Internet service providers across the country are struggling to make a profit, Statistics Canada reported yesterday.
About 46 per cent of the more than 200 ISPs surveyed reported a loss in 2001, the federal research agency said. The financial outlook is grim as costs are rising faster than sales across the sector, Statscan said.
While operating revenue rose 27 per cent to $1.3-billion in 2001, up from about $1-billion in 2000, the rate of growth was significantly less than the gain of 42 per cent reported in 2000. At the same time, the industry's operating expenses rose 36 per cent to $1.6-billion, up from $1.1-billion a year earlier. For every dollar of revenue, ISPs reported a loss of 22.2 cents in 2001, compared with a loss of 13.9 cents in 2000, Statscan reported.
Statscan cited five obstacles to growth: competition, high costs, delays in obtaining equipment from suppliers, financing and finally, access to markets.
"The number of access providers has shrunk and large players such as telcos and cable companies have entered the market, creating an environment of intense competition," said the Statscan report, entitled "Struggling to remain competitive: a study of factors impeding growth for Canadian Internet service providers."
Large firms that report sales of more than $10-million from Internet access accounted for the lion's share of industry revenue. Together, large ISPs made up only 4 per cent of the surveyed companies but contributed 79 per cent of the sector's revenue. The Statscan data were compiled from 256 unidentified companies that receive the majority of revenue from Internet access.
Jay Thomson, president and chief executive officer of the Canadian Association of Internet Providers, said Statscan's conclusions are "no surprise" to the association's cash-strapped members. Despite increasing Internet penetration, the sector continues to shrink as weak players are acquired or go bankrupt, he said.
"This is really a competitive issue," Mr. Thomson said. "It's all related to the inability of ISPs, meaning non-cable, non-telcos, to compete in the high-speed marketplace."
Ottawa-based CAIP wants the federal communications regulator to grant small Internet firms the right to offer so-called "lite" high-speed access via the infrastructure controlled by larger cable and telecommunications players. At present, the fast-growing market for high- and lite-speed access is dominated by communications giants such as BCE Inc., Rogers Communications Inc., Telus Corp. and Shaw Communications Inc.

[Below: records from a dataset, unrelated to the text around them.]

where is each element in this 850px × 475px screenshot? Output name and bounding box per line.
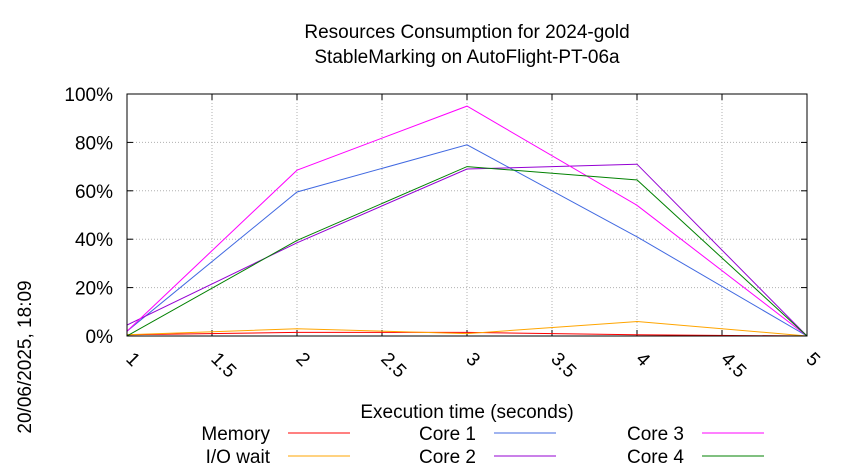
timestamp-label: 20/06/2025, 18:09	[15, 280, 36, 433]
y-axis-ticks: 0% 20% 40% 60% 80% 100%	[64, 85, 807, 348]
x-tick-label: 4.5	[716, 349, 750, 383]
x-tick-label: 4	[631, 349, 654, 372]
legend-label-i-o-wait: I/O wait	[206, 447, 271, 468]
plot-border	[126, 93, 808, 337]
series-line-core-1	[126, 144, 808, 337]
x-axis-ticks: 1 1.5 2 2.5 3 3.5 4 4.5 5	[121, 94, 824, 383]
x-tick-label: 5	[801, 349, 823, 371]
x-tick-label: 1.5	[206, 349, 240, 383]
y-tick-label: 0%	[86, 327, 114, 348]
x-tick-label: 3	[461, 349, 483, 371]
series-line-core-3	[126, 105, 808, 337]
legend-label-core-2: Core 2	[419, 447, 476, 468]
legend-label-core-3: Core 3	[627, 424, 684, 445]
series-line-i-o-wait	[126, 320, 808, 337]
legend-label-memory: Memory	[201, 424, 270, 445]
x-axis-label: Execution time (seconds)	[360, 402, 573, 423]
legend-label-core-1: Core 1	[419, 424, 476, 445]
legend-label-core-4: Core 4	[627, 447, 684, 468]
y-tick-label: 80%	[75, 133, 113, 154]
x-tick-label: 2.5	[376, 349, 410, 383]
x-tick-label: 2	[291, 349, 313, 371]
series-line-core-4	[126, 166, 808, 337]
y-tick-label: 100%	[64, 85, 113, 106]
y-tick-label: 60%	[75, 182, 113, 203]
chart-title-line-1: Resources Consumption for 2024-gold	[304, 22, 629, 43]
series-lines	[126, 105, 808, 337]
chart-title-line-2: StableMarking on AutoFlight-PT-06a	[314, 47, 620, 68]
y-tick-label: 20%	[75, 279, 113, 300]
series-line-core-2	[126, 163, 808, 337]
x-tick-label: 3.5	[546, 349, 580, 383]
x-tick-label: 1	[121, 349, 143, 371]
series-line-memory	[126, 331, 808, 337]
y-tick-label: 40%	[75, 230, 113, 251]
grid-lines	[127, 94, 807, 336]
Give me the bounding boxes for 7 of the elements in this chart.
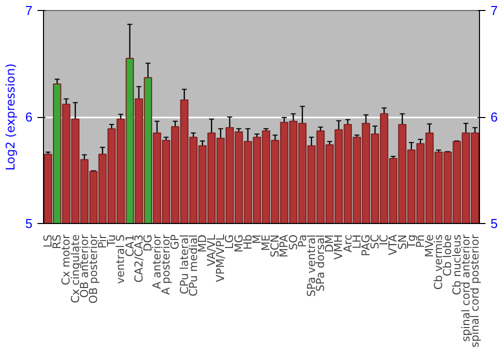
y2-tick-label: 6 [490, 110, 498, 124]
y-tick-label: 6 [25, 110, 33, 124]
y-tick-label: 5 [25, 216, 33, 231]
y2-tick-label: 5 [490, 216, 498, 231]
y-axis-title: Log2 (expression) [3, 64, 18, 170]
y-tick-label: 7 [25, 3, 33, 18]
y2-tick-label: 7 [490, 3, 498, 18]
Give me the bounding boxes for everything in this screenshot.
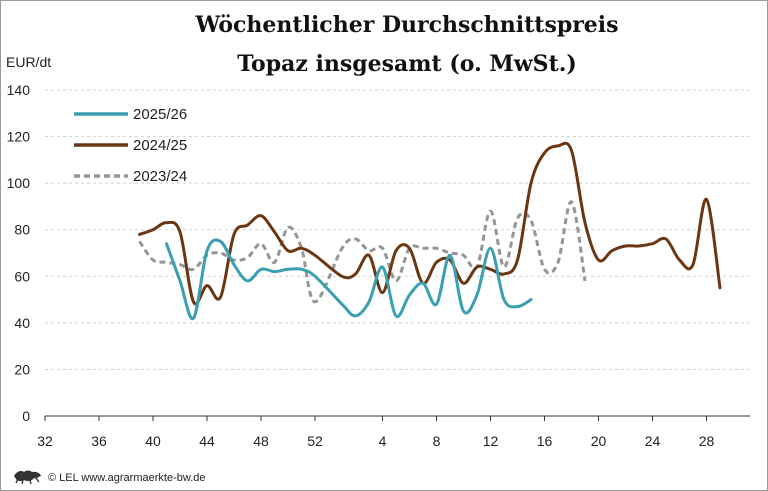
x-tick-label: 28 xyxy=(699,433,715,449)
x-tick-label: 24 xyxy=(645,433,661,449)
series-line-2024-25 xyxy=(138,141,722,306)
y-tick-label: 120 xyxy=(7,129,31,145)
y-tick-label: 60 xyxy=(14,268,30,284)
y-tick-label: 0 xyxy=(22,408,30,424)
series-lines xyxy=(138,141,722,321)
y-tick-label: 20 xyxy=(14,361,30,377)
lion-logo-icon xyxy=(14,470,41,485)
series-line-2023-24 xyxy=(138,200,587,304)
x-tick-label: 4 xyxy=(379,433,387,449)
series-line-2025-26 xyxy=(165,238,533,321)
x-tick-label: 52 xyxy=(307,433,323,449)
legend-label: 2023/24 xyxy=(133,168,187,185)
x-tick-label: 36 xyxy=(91,433,107,449)
x-tick-label: 40 xyxy=(145,433,161,449)
legend-label: 2024/25 xyxy=(133,137,187,154)
x-tick-label: 44 xyxy=(199,433,215,449)
chart-title-line-2: Topaz insgesamt (o. MwSt.) xyxy=(237,51,577,77)
x-tick-label: 32 xyxy=(37,433,53,449)
y-tick-label: 80 xyxy=(14,222,30,238)
x-tick-label: 16 xyxy=(537,433,553,449)
y-tick-label: 40 xyxy=(14,315,30,331)
y-tick-label: 100 xyxy=(7,175,31,191)
legend: 2025/26 2024/25 2023/24 xyxy=(74,106,187,185)
x-tick-label: 20 xyxy=(591,433,607,449)
legend-label: 2025/26 xyxy=(133,106,187,123)
x-tick-label: 48 xyxy=(253,433,269,449)
chart-title-line-1: Wöchentlicher Durchschnittspreis xyxy=(194,12,618,38)
y-axis-ticks: 0 20 40 60 80 100 120 140 xyxy=(7,82,31,424)
copyright-text: © LEL www.agrarmaerkte-bw.de xyxy=(48,472,206,484)
x-tick-label: 8 xyxy=(433,433,441,449)
y-tick-label: 140 xyxy=(7,82,31,98)
y-axis-unit-label: EUR/dt xyxy=(6,54,51,70)
x-axis-ticks: 32 36 40 44 48 52 4 8 12 16 20 24 28 xyxy=(37,416,714,449)
x-tick-label: 12 xyxy=(483,433,499,449)
footer: © LEL www.agrarmaerkte-bw.de xyxy=(14,470,206,485)
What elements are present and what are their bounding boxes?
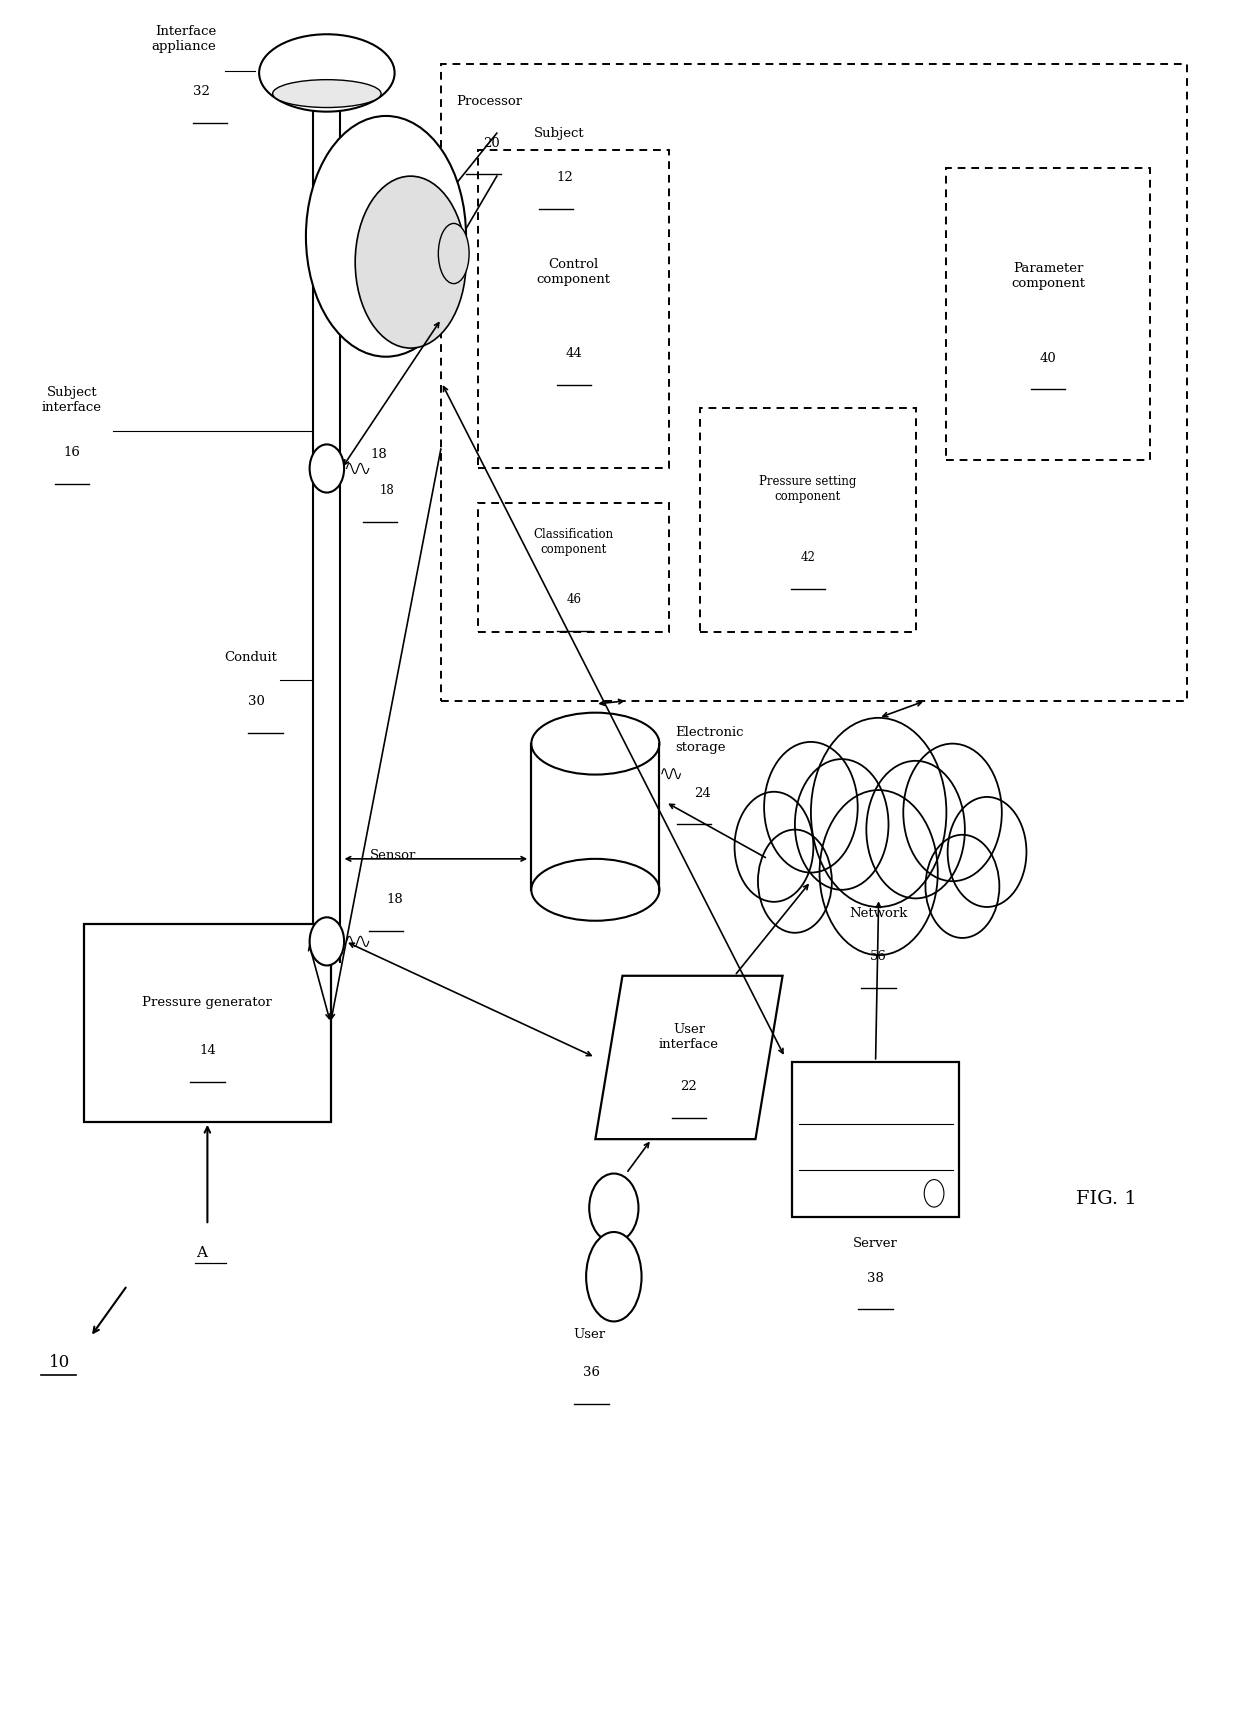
Bar xyxy=(479,150,670,468)
Circle shape xyxy=(764,741,858,873)
Text: 24: 24 xyxy=(694,786,711,800)
Circle shape xyxy=(903,743,1002,881)
Text: 22: 22 xyxy=(681,1080,697,1092)
Ellipse shape xyxy=(306,116,466,356)
Bar xyxy=(946,168,1149,460)
Bar xyxy=(792,1061,959,1217)
Text: Conduit: Conduit xyxy=(224,651,278,664)
Text: Pressure generator: Pressure generator xyxy=(143,995,273,1009)
Circle shape xyxy=(310,918,345,966)
Text: Network: Network xyxy=(849,907,908,919)
Text: A: A xyxy=(196,1246,207,1260)
Text: Subject: Subject xyxy=(533,126,584,140)
Ellipse shape xyxy=(531,712,660,774)
Text: 38: 38 xyxy=(867,1272,884,1284)
Text: 36: 36 xyxy=(583,1367,600,1379)
Circle shape xyxy=(795,759,889,890)
Text: Parameter
component: Parameter component xyxy=(1011,263,1085,290)
Ellipse shape xyxy=(438,223,469,283)
Ellipse shape xyxy=(259,35,394,112)
Circle shape xyxy=(867,760,965,899)
Ellipse shape xyxy=(531,859,660,921)
Circle shape xyxy=(758,829,832,933)
Bar xyxy=(479,503,670,632)
Text: 16: 16 xyxy=(63,446,81,460)
Text: 32: 32 xyxy=(193,85,210,98)
Text: Subject
interface: Subject interface xyxy=(42,385,102,413)
Text: Interface
appliance: Interface appliance xyxy=(151,24,216,52)
Text: 12: 12 xyxy=(556,171,573,183)
Bar xyxy=(84,924,331,1121)
Text: User
interface: User interface xyxy=(658,1023,719,1051)
Text: Electronic
storage: Electronic storage xyxy=(676,726,744,755)
Circle shape xyxy=(820,790,937,956)
Bar xyxy=(441,64,1187,700)
Text: 30: 30 xyxy=(248,695,265,708)
Text: 42: 42 xyxy=(800,551,815,563)
Text: 20: 20 xyxy=(484,137,500,150)
Text: 14: 14 xyxy=(198,1044,216,1058)
Text: FIG. 1: FIG. 1 xyxy=(1076,1191,1137,1208)
Text: Pressure setting
component: Pressure setting component xyxy=(759,475,857,503)
Text: 18: 18 xyxy=(379,484,394,498)
Text: 40: 40 xyxy=(1039,351,1056,365)
Text: Processor: Processor xyxy=(456,95,522,109)
Circle shape xyxy=(589,1173,639,1242)
Circle shape xyxy=(310,444,345,492)
Polygon shape xyxy=(595,976,782,1139)
Circle shape xyxy=(947,797,1027,907)
Ellipse shape xyxy=(273,79,381,107)
Text: 10: 10 xyxy=(48,1355,71,1372)
Ellipse shape xyxy=(355,176,466,347)
Text: 44: 44 xyxy=(565,347,583,359)
Text: Control
component: Control component xyxy=(537,257,611,285)
Text: 18: 18 xyxy=(386,893,403,905)
Text: 56: 56 xyxy=(870,950,887,962)
Text: User: User xyxy=(573,1329,605,1341)
Bar xyxy=(701,408,915,632)
Text: 18: 18 xyxy=(370,448,387,461)
Circle shape xyxy=(811,717,946,907)
Text: Server: Server xyxy=(853,1237,898,1249)
Text: Sensor: Sensor xyxy=(370,848,417,862)
Text: 46: 46 xyxy=(567,593,582,607)
Circle shape xyxy=(925,835,999,938)
Ellipse shape xyxy=(587,1232,641,1322)
Text: Classification
component: Classification component xyxy=(533,527,614,556)
Circle shape xyxy=(734,791,813,902)
Bar xyxy=(531,743,660,890)
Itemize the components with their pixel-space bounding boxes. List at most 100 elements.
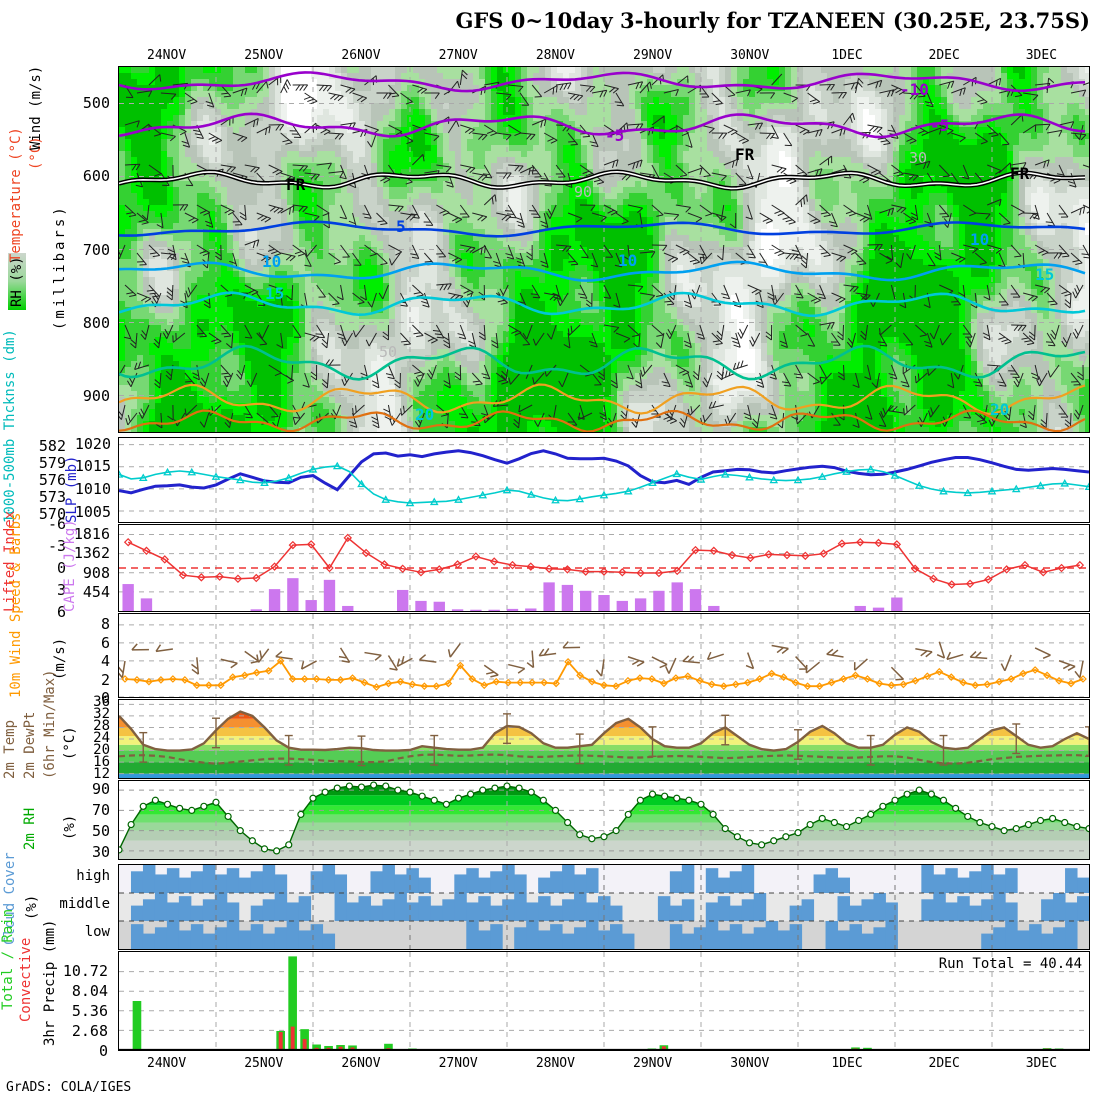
axis-label-total-rain: Total / Rain: [0, 908, 16, 1010]
axis-tick-label: 3: [56, 581, 66, 599]
run-total-label: Run Total = 40.44: [938, 956, 1082, 972]
axis-tick-label: 16: [93, 753, 110, 770]
axis-label-2m-rh: 2m RH: [22, 807, 38, 850]
date-label: 28NOV: [535, 1056, 575, 1071]
axis-tick-label: 28: [93, 718, 110, 735]
cape-ticks: 1816 1362 908 454: [58, 524, 116, 612]
temp-ticks: 12 16 20 24 28 32 36: [58, 694, 116, 782]
footer-credit: GrADS: COLA/IGES: [6, 1080, 132, 1095]
cloud-row-label: high: [76, 868, 110, 884]
date-label: 30NOV: [730, 48, 770, 63]
precip-ticks: 0 2.68 5.36 8.04 10.72: [48, 951, 114, 1060]
axis-tick-label: 800: [82, 313, 110, 332]
axis-tick-label: 8: [100, 615, 110, 634]
date-label: 27NOV: [438, 1056, 478, 1071]
panel-wind10m: [118, 613, 1090, 698]
axis-label-precip-unit: 3hr Precip (mm): [42, 919, 58, 1046]
date-label: 1DEC: [831, 1056, 863, 1071]
date-label: 2DEC: [928, 48, 960, 63]
axis-tick-label: 6: [100, 633, 110, 652]
rh2m-ticks: 30 50 70 90: [58, 780, 116, 860]
axis-tick-label: 1015: [74, 457, 111, 476]
contour-label: FR: [1010, 164, 1030, 183]
page-title: GFS 0~10day 3-hourly for TZANEEN (30.25E…: [455, 8, 1090, 33]
contour-label: 15: [1035, 265, 1055, 284]
axis-tick-label: 6: [56, 603, 66, 621]
date-label: 3DEC: [1025, 48, 1058, 63]
axis-tick-label: 0: [98, 1042, 108, 1060]
panel-rh2m: [118, 780, 1090, 860]
axis-tick-label: 454: [82, 583, 110, 602]
axis-tick-label: 900: [82, 387, 110, 406]
date-label: 26NOV: [341, 1056, 381, 1071]
axis-tick-label: 4: [100, 652, 110, 671]
date-label: 1DEC: [831, 48, 863, 63]
cloud-row-label: middle: [59, 896, 110, 912]
panel-temp-dewpt: [118, 699, 1090, 779]
axis-label-2m-dewpt: 2m DewPt: [22, 711, 38, 779]
axis-tick-label: -3: [47, 537, 66, 555]
contour-label: FR: [286, 175, 306, 194]
contour-label: 10: [618, 251, 638, 270]
contour-label: 5: [396, 217, 406, 236]
axis-tick-label: 70: [91, 801, 110, 820]
axis-tick-label: 10.72: [62, 962, 108, 980]
date-label: 24NOV: [147, 48, 187, 63]
axis-label-minmax: (6hr Min/Max): [42, 669, 58, 779]
axis-tick-label: 0: [56, 559, 66, 577]
axis-tick-label: -6: [47, 515, 66, 533]
contour-label: 10: [970, 230, 990, 249]
date-label: 26NOV: [341, 48, 381, 63]
contour-label: 20: [990, 400, 1010, 419]
axis-label-temperature: Temperature (°C): [8, 127, 24, 262]
axis-tick-label: 1816: [73, 524, 110, 543]
slp-ticks: 1020 1015 1010 1005: [62, 435, 117, 523]
contour-label: FR: [735, 145, 755, 164]
panel-slp-thickness: [118, 437, 1090, 523]
axis-tick-label: 600: [82, 167, 110, 186]
date-label: 25NOV: [244, 1056, 284, 1071]
axis-tick-label: 5.36: [71, 1002, 108, 1020]
axis-label-2m-temp: 2m Temp: [2, 719, 18, 779]
date-label: 3DEC: [1025, 1056, 1058, 1071]
axis-tick-label: 8.04: [71, 982, 108, 1000]
axis-label-rh-unit: (%): [62, 814, 78, 840]
axis-label-cloud-unit: (%): [24, 894, 40, 920]
date-label: 29NOV: [633, 48, 673, 63]
top-date-axis: 24NOV 25NOV 26NOV 27NOV 28NOV 29NOV 30NOV 1DEC 2…: [0, 48, 1100, 66]
axis-tick-label: 2: [100, 670, 110, 689]
axis-tick-label: 908: [82, 563, 110, 582]
axis-tick-label: 579: [38, 453, 66, 472]
panel-precip: [118, 951, 1090, 1051]
axis-tick-label: 576: [38, 471, 66, 489]
axis-label-wind: Wind (m/s): [28, 65, 44, 150]
axis-tick-label: 700: [82, 240, 110, 259]
date-label: 24NOV: [147, 1056, 187, 1071]
axis-tick-label: 1010: [74, 480, 111, 499]
axis-tick-label: 573: [38, 488, 66, 507]
axis-tick-label: 90: [91, 780, 110, 799]
axis-tick-label: 12: [93, 765, 110, 782]
panel-cloud-cover: [118, 864, 1090, 950]
contour-label: 15: [265, 284, 285, 303]
contour-label: 10: [262, 252, 282, 271]
lifted-index-ticks: -6 -3 0 3 6: [12, 515, 72, 621]
axis-tick-label: 0: [100, 689, 110, 707]
axis-tick-label: 1362: [73, 544, 110, 563]
axis-label-thickness: 1000-500mb Thcknss (dm): [2, 329, 18, 523]
date-label: 30NOV: [730, 1056, 770, 1071]
axis-label-temp-unit2: (°C): [62, 726, 78, 760]
contour-label: -5: [605, 126, 625, 145]
axis-tick-label: 24: [93, 730, 110, 746]
cloud-row-label: low: [84, 924, 110, 940]
date-label: 29NOV: [633, 1056, 673, 1071]
axis-tick-label: 570: [38, 505, 66, 524]
bottom-date-axis: 24NOV 25NOV 26NOV 27NOV 28NOV 29NOV 30NOV 1DEC 2…: [0, 1056, 1100, 1074]
contour-label: 20: [415, 405, 435, 424]
date-label: 28NOV: [535, 48, 575, 63]
thickness-ticks: 582 579 576 573 570: [12, 437, 72, 524]
axis-label-slp: SLP (mb): [64, 455, 80, 523]
axis-label-wind10m: 10m Wind Speed & Barbs: [8, 512, 24, 698]
axis-label-pressure: (millibars): [52, 204, 68, 330]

The association alleges lite-speed access undermines competition and is an attempt to drive the estimated 400 small firms offering dial-up Internet access out of business.
"If you are a small dial-up [Internet access] provider, it's very hard to compete," said Brian Sharwood, analyst at the Toronto research firm Seaboard Group.
CAIP scored a minor victory Monday when the Canadian Radio-television and Telecommunications Commission ruled the cable industry must resale its lite-speed service at a 25-per-cent retail discount to independent ISPs.